While the list of legislation property managers need to be aware of is too exhaustive to go into here, making a few best practice principles the cornerstone of their strategies is the best way to position yourself on the right side of the law on a general level, before nailing into the specifics. In no particular order, here are our top five best practice principles:
By making processes as visible as possible – particularly when it comes to charges - agents will keep both tenants and legislators happy. This is particularly relevant for service charges – the Landlord and Tenant Act of 1985 specifically decrees that service charges must be both reasonable and delivered in a timely fashion.
2. Clear communication
Taking the time to put in clear lines of communication will make the entire tenancy run more smoothly. Consider online repair reporting portals such as Fixflo to allow tenants 24/7 contact and you’ll increase their trust.
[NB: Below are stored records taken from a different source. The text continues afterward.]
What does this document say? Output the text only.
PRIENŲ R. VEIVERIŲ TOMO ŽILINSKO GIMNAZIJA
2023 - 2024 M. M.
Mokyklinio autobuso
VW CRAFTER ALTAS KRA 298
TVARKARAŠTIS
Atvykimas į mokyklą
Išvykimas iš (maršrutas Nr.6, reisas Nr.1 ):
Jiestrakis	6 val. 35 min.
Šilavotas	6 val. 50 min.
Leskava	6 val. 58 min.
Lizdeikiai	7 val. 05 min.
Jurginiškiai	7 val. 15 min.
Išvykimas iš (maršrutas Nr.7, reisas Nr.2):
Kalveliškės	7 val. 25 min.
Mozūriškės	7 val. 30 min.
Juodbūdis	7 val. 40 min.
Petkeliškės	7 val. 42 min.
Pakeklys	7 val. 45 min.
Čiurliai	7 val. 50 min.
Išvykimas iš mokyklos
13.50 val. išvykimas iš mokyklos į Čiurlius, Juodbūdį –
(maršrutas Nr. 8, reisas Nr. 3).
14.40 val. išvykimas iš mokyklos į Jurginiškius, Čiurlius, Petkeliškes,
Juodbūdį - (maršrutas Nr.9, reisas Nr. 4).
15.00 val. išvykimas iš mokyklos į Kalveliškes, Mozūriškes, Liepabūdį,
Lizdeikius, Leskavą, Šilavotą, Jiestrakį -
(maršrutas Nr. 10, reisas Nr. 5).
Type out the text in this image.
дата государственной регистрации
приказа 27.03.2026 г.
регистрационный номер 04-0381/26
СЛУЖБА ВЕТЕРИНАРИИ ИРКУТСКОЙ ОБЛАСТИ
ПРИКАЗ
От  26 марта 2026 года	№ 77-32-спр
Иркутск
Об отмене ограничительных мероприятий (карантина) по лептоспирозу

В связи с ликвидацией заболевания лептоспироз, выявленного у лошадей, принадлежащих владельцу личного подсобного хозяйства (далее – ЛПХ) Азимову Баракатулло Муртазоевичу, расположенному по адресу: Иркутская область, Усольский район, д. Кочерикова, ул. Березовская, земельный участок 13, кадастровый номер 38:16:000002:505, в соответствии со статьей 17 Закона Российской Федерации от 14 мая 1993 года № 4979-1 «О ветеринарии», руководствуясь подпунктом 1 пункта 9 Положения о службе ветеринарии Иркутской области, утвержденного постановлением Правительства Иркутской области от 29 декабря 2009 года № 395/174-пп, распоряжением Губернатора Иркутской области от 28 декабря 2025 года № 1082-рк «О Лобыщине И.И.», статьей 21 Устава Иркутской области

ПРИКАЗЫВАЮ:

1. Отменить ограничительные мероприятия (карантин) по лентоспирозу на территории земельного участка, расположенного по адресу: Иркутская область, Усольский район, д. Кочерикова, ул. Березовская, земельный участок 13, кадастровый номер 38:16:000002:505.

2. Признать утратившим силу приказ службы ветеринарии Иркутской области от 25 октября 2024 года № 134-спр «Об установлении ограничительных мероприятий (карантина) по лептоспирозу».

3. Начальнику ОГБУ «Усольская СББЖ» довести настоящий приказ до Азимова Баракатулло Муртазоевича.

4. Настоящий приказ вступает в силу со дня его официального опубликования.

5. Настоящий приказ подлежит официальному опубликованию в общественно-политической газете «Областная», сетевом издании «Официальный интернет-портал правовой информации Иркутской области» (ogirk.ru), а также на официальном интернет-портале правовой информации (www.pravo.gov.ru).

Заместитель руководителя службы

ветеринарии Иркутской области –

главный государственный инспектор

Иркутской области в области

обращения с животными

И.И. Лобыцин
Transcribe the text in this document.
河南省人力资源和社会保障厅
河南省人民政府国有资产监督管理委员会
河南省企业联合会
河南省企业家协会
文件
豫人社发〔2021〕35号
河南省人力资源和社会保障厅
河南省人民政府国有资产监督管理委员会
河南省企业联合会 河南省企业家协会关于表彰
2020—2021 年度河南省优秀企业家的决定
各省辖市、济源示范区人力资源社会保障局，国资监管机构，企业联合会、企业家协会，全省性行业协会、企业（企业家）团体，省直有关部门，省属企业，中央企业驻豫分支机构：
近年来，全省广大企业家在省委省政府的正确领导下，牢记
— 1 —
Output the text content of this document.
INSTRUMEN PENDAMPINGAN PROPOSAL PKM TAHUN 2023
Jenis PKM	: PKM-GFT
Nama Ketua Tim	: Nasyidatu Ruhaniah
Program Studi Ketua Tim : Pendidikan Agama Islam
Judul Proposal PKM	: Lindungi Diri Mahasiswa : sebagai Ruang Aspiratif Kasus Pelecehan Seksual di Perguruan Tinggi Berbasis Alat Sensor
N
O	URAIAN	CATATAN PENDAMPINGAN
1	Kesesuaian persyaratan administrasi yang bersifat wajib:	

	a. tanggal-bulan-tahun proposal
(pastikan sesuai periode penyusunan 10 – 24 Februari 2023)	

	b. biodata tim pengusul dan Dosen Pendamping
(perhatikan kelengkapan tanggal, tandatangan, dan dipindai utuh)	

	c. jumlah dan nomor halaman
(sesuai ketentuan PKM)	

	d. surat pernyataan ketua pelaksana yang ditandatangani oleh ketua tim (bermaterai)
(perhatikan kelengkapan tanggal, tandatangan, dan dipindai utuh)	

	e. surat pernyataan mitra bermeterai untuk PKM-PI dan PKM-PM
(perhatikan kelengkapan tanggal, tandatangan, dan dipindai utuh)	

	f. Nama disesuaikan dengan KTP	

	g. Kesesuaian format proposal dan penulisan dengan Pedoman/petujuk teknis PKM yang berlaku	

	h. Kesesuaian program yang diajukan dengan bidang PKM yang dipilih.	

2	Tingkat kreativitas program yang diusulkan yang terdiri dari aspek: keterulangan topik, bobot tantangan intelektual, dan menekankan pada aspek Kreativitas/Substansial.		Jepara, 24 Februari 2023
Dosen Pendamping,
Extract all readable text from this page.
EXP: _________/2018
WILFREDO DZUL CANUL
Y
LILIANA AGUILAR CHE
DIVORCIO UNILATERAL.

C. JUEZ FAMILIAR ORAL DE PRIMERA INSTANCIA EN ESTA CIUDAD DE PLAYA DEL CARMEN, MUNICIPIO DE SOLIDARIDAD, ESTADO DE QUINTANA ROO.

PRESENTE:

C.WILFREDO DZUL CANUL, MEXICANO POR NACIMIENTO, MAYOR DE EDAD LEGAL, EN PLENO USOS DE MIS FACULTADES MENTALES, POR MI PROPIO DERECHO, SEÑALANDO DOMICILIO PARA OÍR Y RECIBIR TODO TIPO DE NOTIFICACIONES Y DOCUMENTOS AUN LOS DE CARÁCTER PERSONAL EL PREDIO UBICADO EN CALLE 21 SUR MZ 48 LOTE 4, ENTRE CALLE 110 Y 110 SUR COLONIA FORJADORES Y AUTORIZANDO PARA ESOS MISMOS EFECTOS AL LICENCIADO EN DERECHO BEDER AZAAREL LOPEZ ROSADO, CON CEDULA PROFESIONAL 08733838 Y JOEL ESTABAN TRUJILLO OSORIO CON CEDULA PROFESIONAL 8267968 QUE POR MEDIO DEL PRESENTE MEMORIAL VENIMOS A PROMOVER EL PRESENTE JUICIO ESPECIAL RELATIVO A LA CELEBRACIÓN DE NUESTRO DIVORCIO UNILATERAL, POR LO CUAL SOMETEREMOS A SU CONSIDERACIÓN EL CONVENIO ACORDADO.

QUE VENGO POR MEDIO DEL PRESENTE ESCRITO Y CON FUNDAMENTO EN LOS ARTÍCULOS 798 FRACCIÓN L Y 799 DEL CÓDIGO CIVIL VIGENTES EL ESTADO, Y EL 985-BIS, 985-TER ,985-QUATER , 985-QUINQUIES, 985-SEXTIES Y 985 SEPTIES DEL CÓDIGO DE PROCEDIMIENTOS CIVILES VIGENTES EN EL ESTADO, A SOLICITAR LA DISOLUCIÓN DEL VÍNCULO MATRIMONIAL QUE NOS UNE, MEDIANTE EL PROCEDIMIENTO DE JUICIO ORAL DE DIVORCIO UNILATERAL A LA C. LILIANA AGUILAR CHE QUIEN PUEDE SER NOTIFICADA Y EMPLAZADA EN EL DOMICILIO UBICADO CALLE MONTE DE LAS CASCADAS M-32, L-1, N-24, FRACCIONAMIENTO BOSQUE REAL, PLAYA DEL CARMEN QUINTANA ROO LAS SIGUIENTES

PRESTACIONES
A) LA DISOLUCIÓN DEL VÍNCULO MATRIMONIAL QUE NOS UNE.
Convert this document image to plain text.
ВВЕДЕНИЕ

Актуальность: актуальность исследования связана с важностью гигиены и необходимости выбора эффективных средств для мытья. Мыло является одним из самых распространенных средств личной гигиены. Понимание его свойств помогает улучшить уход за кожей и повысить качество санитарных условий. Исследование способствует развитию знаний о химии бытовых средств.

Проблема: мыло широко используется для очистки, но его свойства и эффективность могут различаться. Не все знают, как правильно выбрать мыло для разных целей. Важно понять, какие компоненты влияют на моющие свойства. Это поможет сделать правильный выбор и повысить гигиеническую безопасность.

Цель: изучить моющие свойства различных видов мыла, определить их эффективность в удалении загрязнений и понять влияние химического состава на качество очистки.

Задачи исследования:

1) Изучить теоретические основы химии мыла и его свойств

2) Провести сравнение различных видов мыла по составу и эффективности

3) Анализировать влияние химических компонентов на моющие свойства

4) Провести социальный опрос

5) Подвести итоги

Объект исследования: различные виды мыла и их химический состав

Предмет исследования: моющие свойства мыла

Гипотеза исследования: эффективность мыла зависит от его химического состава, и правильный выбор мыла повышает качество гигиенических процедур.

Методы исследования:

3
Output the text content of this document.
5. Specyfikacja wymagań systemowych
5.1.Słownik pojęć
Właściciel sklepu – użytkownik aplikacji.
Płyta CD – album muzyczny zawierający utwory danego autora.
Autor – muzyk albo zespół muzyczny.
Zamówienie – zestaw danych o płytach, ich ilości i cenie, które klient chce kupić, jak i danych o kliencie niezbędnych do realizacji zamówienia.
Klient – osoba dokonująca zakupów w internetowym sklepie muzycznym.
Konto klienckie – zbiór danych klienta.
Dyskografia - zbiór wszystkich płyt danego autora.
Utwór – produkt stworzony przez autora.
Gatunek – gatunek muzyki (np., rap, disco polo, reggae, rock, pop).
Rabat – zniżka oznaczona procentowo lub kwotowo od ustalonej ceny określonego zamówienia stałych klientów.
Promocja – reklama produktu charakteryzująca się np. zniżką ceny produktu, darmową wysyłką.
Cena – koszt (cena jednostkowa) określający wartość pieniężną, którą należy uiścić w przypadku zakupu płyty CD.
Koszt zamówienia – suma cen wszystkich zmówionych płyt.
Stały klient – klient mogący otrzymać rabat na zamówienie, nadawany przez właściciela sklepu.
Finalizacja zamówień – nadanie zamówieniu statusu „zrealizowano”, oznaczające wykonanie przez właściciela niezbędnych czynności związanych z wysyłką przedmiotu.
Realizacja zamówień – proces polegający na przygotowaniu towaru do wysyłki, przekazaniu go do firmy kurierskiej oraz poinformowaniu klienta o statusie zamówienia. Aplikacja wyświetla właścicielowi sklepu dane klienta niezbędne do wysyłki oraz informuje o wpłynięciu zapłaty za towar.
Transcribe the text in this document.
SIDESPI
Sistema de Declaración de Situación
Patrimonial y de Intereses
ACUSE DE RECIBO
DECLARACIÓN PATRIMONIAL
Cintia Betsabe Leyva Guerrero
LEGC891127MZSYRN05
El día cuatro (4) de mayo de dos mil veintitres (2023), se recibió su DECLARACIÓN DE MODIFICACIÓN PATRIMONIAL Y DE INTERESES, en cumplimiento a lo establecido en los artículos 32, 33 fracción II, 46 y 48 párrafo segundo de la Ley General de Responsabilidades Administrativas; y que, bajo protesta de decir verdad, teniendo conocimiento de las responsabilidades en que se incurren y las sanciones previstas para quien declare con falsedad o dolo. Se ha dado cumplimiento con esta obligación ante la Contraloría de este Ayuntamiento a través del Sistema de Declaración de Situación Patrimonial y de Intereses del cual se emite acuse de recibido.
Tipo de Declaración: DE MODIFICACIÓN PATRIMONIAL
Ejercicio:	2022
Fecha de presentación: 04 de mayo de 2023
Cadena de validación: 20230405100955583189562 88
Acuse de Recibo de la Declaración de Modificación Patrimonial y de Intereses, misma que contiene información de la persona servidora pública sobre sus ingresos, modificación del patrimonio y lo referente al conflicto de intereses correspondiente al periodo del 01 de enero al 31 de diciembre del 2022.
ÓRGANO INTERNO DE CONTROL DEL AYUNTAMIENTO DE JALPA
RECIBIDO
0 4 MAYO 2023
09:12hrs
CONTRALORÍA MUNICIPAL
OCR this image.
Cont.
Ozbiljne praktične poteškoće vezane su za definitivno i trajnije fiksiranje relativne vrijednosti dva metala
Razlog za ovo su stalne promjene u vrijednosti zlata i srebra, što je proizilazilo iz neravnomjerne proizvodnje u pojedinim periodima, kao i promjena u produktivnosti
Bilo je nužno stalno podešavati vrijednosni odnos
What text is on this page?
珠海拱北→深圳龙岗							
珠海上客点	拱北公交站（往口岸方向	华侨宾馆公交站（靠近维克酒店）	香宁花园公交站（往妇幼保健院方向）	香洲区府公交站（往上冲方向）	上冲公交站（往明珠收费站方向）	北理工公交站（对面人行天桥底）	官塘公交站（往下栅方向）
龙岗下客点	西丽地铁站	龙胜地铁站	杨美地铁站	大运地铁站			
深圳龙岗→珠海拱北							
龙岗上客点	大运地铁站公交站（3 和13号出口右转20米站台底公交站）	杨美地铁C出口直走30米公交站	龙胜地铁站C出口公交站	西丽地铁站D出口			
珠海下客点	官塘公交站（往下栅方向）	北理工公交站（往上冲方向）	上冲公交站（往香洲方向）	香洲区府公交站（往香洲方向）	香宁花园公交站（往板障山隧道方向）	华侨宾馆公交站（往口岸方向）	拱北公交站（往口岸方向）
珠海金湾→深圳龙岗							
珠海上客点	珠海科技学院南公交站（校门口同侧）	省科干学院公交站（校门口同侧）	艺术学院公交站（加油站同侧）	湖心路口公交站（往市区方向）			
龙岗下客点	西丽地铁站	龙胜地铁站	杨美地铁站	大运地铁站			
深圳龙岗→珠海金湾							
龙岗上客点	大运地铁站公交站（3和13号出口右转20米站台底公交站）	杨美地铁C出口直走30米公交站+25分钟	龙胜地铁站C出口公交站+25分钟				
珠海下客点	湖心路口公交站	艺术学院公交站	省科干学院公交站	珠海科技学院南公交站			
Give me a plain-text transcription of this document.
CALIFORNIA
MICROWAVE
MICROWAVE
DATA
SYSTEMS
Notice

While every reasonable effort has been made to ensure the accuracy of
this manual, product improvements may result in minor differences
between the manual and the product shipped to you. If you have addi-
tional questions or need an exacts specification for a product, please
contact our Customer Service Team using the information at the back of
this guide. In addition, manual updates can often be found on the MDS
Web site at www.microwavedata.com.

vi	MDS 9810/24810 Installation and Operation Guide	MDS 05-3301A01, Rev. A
Clear communication will also pay off when it comes to repairs – if tenants have a direct portal of contact, they can report all repairs and maintenance issues before they get too serious. In addition to minimising damage, this will also keep landlords and agents on the right side of the Homes (Fitness for Habitation) Act, which directs that homes must be kept habitable.
3. Respect for data
Data has become a focal point with the advent of the GDPR, which relates to the collection and storage of personal data. It’s vital that agents check they’re compliant with all aspects of the GDPR. While we’re on the subject of data, providing tenants with a comprehensive welcome pack which includes an EPC, ‘Right to Rent’ and all necessary gas and safety certificates is also hugely important, otherwise landlords will be unable to serve tenants with a Section 21 notice when they need to.
4. If in doubt insure
When it comes to property, insurance is a manager/landlord’s best friend. As well as advising landlords to look into Landlords’ Insurance, managers would do well to invest in insurances, like client money protection insurance, themselves. Client money protection insurance is an insurance policy that covers any client money an agent might hold. Since 2015, it’s been a legal requirement that agencies disclose whether or not they have this insurance, so even if you don’t have it, you need to be aware of it.
5. Give it some gas
Annual gas safety inspections aren’t just legal requirements; they could be a matter of death. It’s worth noting, however, that an amendment to the Gas Safety Regulations was made in 2018. The amendment’s most significant impact is giving landlords greater flexibility on gas safety renewal dates to take into account potential problems in gaining access to a property. Although the amendment grants landlords a little leeway on dates, it’s still imperative that gas safety checks are carried out in a timely fashion. When it comes to gas, it’s lives as well as livelihoods at stake.